The query SELECT (count(distinct ?p) AS ?count ) { ?s ?p ?o } returns 21 in
both cases. listOfPropertiesInDataset is just name of actual query which I
execute and store in a model. mdl= qry.execConstruct
However, if I run the following code and get triples count for that query:
qry=QueryExecutionFactory.sparqlService(endpoint, query);int count= 0;Iterator
<Triple> triples = qry.execConstructTriples();while(triples.hasNext()){
triples.next();
count++;
}System.out.print("Triples count value is" + count);
The count value is different for Fuseki (42) and (740444) for Sesame. Although
the data is same in both stores. What could be a reason for this difference?.
On Wednesday, January 28, 2015 11:13 AM, Andy Seaborne <[email protected]>
wrote:
On 28/01/15 10:49, Qiaser Mehmood wrote:
> Thanks Andy, I forgot to mention that I am using Jena to query both the
> Fuseki and Sesame, moreover I dumped the same data in both store.
> So you mean that result difference over same data is due to the particular
> engine which return either duplicate (i.e. sesame) and set with no duplicate
> (i.e. Fuseki).
> Thanks,Qaiser.
So what does
SELECT (count(distinct ?p) AS ?count ) { ?s ?p ?o }
return in each case?
And how are you counting results (listOfPropertiesInDataset is not Jena
code).
Andy
>
> On Tuesday, January 27, 2015 8:50 PM, Andy Seaborne <[email protected]>
>wrote:
>
>
> On 27/01/15 17:32, Qiaser Mehmood wrote:
>> What could be the reason of results (listOfPropertiesInDataset) difference
>> for the same query which runs on two different engine e.g. fuseki and
>> sesame.

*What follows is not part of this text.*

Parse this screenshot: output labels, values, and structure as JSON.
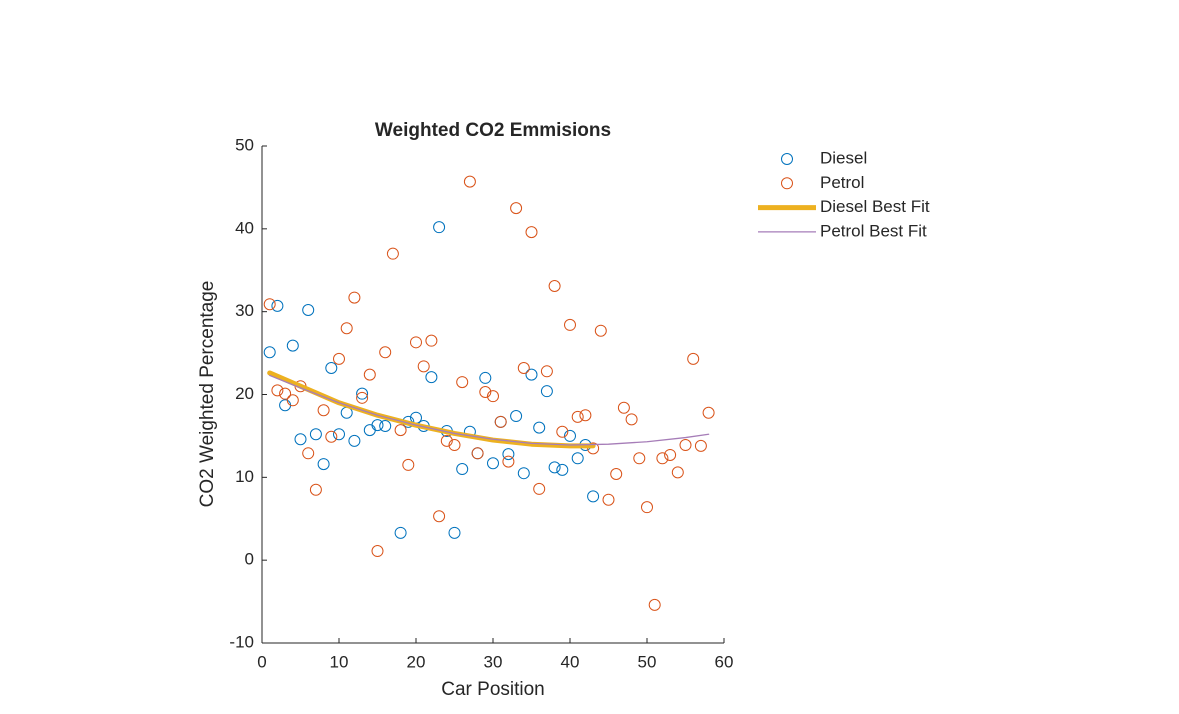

I dumped the Kegg data into fuseki and sesame and when I run the
>> following query the results vary.
>> PREFIX void: <http://rdfs.org/ns/void#> CONSTRUCT { <datasetUri>
>> void:propertyPartition ?pUri . ?pUri void:property ?p . } WHERE { ?s ?p ?o .
>> BIND(IRI(CONCAT(STR(<baseUri>),MD5(STR(?p)))) AS ?pUri)}
>>
>> In fuseki it returns 42 and in sesame it returns back 740444
>> Best,Qaiser.
>>
>
> I guess there are 42 different predicates in the data.
>
> SELECT (count(distinct ?p) AS ?count ) { ?s ?p /o }
>
> Jena returns a model, a set of triples. Set means no duplicates.
>
> It looks liek you are using the form of execution in Sesame that returns
> an iterator of stream of triples. No suppression of duplicates.
>
> In your query:
>
> PREFIX void: <http://rdfs.org/ns/void#>
>
> CONSTRUCT
> { <http://example/base/datasetUri> void:propertyPartition ?pUri .
> ?pUri void:property ?p .}
> WHERE
> { ?s ?p ?o
> BIND(iri(concat(str(<http://example/base/baseUri>), MD5(str(?p))))
> AS ?pUri)
> }
>
> Your query has massive duplicates - it projects out ?s and ?o..
>
> Many ?s ?p ?o, few distinct ?p
>
> Try this:
>
> WHERE
> { SELECT DISTINCT ?p ?pUri {
> ?s ?p ?o
> BIND(iri(concat(str(<http://example/base/baseUri>), MD5(str(?p))))
> AS ?pUri)
> }
> }
>
>
> Andy
>
>
>
>
>